Total restricted stock granted
461,338

 
410,250

 
455,958


(1)
Non-employee director grants vest over one year and are deemed issued on the grant date and have voting and dividend rights. Also includes converted restricted stock units held by the Smurfit-Stone directors who served on the RockTenn board of directors in fiscal 2011.

(2)
Shares issued in fiscal 2013 for the fiscal 2010 Cash Flow to Equity Ratio were at 150% of target. Shares issued in fiscal 2011 for the fiscal 2009 Cash Flow to Equity Ratio, the fiscal 2008 Annual Average Return over Capital Costs and the fiscal 2008 Total Shareholder Return were each at 150% of target.

(3)
These employee grants vest over approximately three years and have adjustable ranges from 0-200% of target subject to the level of performance attained in the respective award agreement.

(4)
These shares vest over four years.

Expense is recognized on grants with a performance condition and service condition on a straight-line basis over the explicit service period when we estimate that it is probable the performance conditions will be satisfied. Expense recognized on grants with a performance condition that affects how many shares are ultimately awarded is based on the number of shares expected to be awarded. Expense is recognized on grants with a market condition and service condition on a straight-line basis over the requisite service period, which is based on the explicit service period.
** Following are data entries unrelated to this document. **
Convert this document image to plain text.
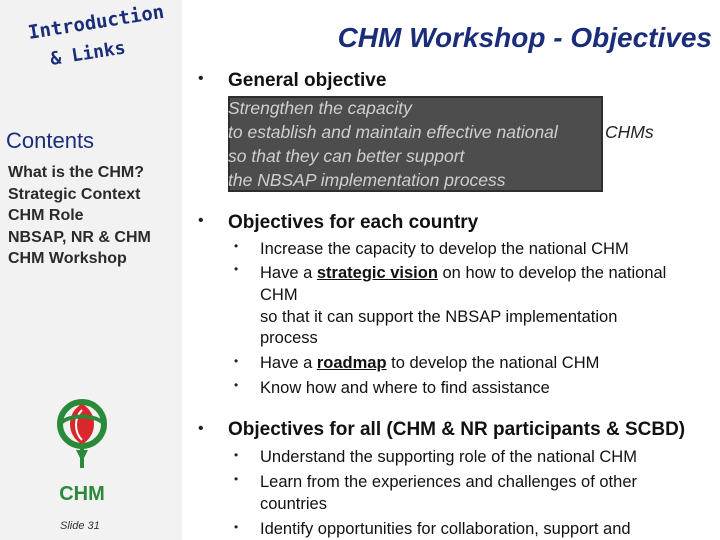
Introduction
& Links
Contents
What is the CHM?
Strategic Context
CHM Role
NBSAP, NR & CHM
CHM Workshop
CHM
Slide 31
CHM Workshop - Objectives
• General objective
Strengthen the capacity
to establish and maintain effective national	CHMs
so that they can better support
the NBSAP implementation process
• Objectives for each country
• Increase the capacity to develop the national CHM
• Have a strategic vision on how to develop the national
CHM
so that it can support the NBSAP implementation
process
• Have a roadmap to develop the national CHM
• Know how and where to find assistance
• Objectives for all (CHM & NR participants & SCBD)
• Understand the supporting role of the national CHM
• Learn from the experiences and challenges of other
countries
• Identify opportunities for collaboration, support and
Employee Stock Purchase Plan

Under the 1993 Employee Stock Purchase Plan, as amended and restated (the “Plan”), shares of Common Stock are reserved for purchase by substantially all of our qualifying employees. The Plan allows for the purchase of a total of approximately 4.3 million shares of Common Stock. During fiscal 2013, 2012 and 2011, employees purchased approximately 0.1 million, 0.1 million and 0.1 million shares, respectively, under the Plan. We recognized $0.7 million, $0.6 million and $0.5 million of expense for fiscal 2013, 2012 and 2011, respectively, related to the 15% discount on the purchase price allowed to employees. As of September 30, 2013, approximately 0.7 million shares of Common Stock remained available for purchase under the Plan.